Clinton headed for big win in South Carolina — how big may matter later on. Photo: Getty Images

At the peak of excitement about Bernie Sanders’s big New Hampshire primary victory, there was optimism in his camp that the Bern would spread into the South as blue-collar whites and younger African-Americans moved his way and made states like South Carolina competitive. It was just a matter of his gaining familiarity, it seemed. 

There may be some Sanders enthusiasts who believe an upset win in Nevada this weekend might have set South Carolina on fire for their candidate. We’ll never know for sure. But as voting there approaches, there are signs Clinton may actually be making gains again, after months of small but steady progress for Team Sanders.

The last four polls of South Carolina showed Hillary Clinton at or above 60 percent after her support had dipped into the 50s for a good while. In most surveys she’s running more or less even with Sanders among white voters (with the usual generational splits) and maintaining a heavy advantage — typically a bit better than three to one — among African-Americans. The black-youth beachhead for Sanders just hasn’t been enough; a recent NBC News–Wall Street Journal survey found Clinton leading among African-Americans under the age of 45 by a 52-to-35 margin.  

Clinton’s strength among South Carolina’s African-Americans is all the more impressive because this was the state in 2008 that showed how completely she had lost these same voters to Barack Obama. (Her husband, the 42d president, did not handle that very well.) But the perception that Bernie Sanders is leading an ideological revolt against Obama has done wonders for Clinton here. Former state legislator (and 2014 Democratic nominee for lieutenant governor) Bakari Sellers, a key Obama operative in 2008 and, at 31, a paragon of the kind of young black leader the Sanders campaign has targeted, explained part of the problem succinctly at the Daily Beast:

In what perhaps struck the candidate as an act of solidarity, Sanders also chose Cornel West as liaison to South Carolina’s black voters.

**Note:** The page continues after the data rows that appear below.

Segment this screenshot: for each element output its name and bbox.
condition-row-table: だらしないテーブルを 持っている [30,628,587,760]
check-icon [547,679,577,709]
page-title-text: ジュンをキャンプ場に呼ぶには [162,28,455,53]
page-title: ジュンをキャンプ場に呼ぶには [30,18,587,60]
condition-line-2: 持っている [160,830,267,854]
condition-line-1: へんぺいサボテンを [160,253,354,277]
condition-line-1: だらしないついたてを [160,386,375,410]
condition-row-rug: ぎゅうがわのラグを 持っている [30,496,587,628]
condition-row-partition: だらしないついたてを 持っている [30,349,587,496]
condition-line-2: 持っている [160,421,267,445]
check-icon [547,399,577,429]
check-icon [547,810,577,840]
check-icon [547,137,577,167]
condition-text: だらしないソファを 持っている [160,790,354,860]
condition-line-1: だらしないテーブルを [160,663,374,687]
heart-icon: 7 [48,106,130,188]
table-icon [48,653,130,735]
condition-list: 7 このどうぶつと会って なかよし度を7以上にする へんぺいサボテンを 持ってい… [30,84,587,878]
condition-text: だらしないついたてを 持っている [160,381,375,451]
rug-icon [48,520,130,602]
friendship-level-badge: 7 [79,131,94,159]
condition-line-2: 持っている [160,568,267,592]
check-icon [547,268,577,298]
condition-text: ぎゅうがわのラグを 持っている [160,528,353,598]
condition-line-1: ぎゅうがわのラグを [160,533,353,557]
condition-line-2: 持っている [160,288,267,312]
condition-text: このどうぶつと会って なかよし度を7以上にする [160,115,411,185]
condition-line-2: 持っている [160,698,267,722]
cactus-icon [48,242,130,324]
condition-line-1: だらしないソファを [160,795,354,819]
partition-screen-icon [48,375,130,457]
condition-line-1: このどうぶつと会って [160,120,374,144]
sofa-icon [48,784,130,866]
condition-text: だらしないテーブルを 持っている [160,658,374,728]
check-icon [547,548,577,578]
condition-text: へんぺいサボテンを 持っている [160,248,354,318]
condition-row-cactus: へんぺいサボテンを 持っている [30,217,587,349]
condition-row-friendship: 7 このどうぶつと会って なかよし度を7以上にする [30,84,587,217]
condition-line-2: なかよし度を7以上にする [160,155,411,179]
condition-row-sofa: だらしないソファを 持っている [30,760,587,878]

As the Washington Post puts it, West serves as Sanders’s “controversial traveling companion” and “has been highly critical of President Obama.” That’s an understatement. Cornel West hates President Obama. He once called the president “a brown-faced Clinton,” “a Rockefeller Republican in blackface,” and a “counterfeit” progressive.

Early on in this campaign Sanders was happy to accept whatever prominent black support he could get, but he may have put limits on his appeal to African-Americans by getting too closely identified with those who considered the first African-American president a sellout. 

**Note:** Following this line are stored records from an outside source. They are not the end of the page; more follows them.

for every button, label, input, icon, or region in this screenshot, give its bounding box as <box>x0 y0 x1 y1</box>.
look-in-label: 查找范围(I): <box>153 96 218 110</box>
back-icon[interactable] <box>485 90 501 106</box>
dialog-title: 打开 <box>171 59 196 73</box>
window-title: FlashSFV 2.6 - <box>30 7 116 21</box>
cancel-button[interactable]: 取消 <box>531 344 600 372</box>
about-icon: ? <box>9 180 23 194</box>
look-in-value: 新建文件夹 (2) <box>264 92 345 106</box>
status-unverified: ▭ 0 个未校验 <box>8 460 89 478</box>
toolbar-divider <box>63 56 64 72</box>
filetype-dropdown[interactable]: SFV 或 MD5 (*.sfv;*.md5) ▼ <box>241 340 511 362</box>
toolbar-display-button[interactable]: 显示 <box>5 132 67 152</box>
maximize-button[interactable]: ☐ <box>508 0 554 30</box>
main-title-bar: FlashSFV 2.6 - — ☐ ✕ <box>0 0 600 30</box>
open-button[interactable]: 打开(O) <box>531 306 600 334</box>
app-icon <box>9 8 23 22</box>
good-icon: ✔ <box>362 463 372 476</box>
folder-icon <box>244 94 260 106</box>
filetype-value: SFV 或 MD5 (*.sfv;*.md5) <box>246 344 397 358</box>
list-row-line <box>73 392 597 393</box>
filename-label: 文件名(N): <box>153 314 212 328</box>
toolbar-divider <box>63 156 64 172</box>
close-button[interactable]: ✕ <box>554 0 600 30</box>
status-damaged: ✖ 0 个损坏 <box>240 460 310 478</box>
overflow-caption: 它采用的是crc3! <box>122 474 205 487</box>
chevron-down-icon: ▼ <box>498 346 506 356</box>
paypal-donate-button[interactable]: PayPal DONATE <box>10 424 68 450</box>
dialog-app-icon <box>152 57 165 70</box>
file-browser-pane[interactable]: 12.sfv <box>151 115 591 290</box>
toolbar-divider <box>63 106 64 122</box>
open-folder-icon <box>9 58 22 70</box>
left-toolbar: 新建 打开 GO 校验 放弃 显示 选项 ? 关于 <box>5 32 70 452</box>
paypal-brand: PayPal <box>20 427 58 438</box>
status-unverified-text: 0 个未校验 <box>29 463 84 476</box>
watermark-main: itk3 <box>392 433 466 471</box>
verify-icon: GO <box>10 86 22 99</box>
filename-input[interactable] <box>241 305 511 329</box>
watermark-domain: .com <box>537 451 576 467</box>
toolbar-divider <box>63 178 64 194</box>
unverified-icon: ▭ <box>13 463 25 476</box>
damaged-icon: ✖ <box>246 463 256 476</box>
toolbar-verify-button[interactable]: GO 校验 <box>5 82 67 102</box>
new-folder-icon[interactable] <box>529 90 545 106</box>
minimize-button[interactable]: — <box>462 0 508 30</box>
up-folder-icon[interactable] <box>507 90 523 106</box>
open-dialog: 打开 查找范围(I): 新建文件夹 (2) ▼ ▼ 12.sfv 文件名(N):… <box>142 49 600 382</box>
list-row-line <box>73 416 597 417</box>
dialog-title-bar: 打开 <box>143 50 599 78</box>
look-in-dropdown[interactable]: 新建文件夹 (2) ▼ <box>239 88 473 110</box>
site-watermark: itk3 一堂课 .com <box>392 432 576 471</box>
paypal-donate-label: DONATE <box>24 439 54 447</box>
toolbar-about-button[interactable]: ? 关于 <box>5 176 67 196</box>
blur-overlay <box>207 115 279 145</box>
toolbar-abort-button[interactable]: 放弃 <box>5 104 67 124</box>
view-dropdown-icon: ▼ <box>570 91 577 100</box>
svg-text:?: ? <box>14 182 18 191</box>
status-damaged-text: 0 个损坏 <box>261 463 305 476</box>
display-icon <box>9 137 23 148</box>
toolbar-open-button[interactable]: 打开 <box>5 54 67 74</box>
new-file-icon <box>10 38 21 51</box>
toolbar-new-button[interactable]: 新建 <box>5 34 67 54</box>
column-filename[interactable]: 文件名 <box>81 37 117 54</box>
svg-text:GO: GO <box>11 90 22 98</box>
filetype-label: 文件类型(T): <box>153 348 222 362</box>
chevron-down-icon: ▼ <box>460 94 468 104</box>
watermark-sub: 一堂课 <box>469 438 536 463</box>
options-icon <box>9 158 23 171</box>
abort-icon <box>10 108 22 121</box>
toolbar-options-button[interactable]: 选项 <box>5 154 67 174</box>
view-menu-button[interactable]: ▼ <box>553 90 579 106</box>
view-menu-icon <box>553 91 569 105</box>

The South Carolina results tomorrow night will be widely considered a harbinger for what will happen in other states with significant African-American populations on Super Tuesday, March 1. If the so-called firewall holds then, Sanders will certainly still stay in the race (a bunch of midwestern and western caucuses sure to be dominated by white liberals are on tap for March 5 through 8, and may give Bernie a quick rebound), but more as an insurgent hoping to shake things up and keep pressure on the likely nominee than as a real contender.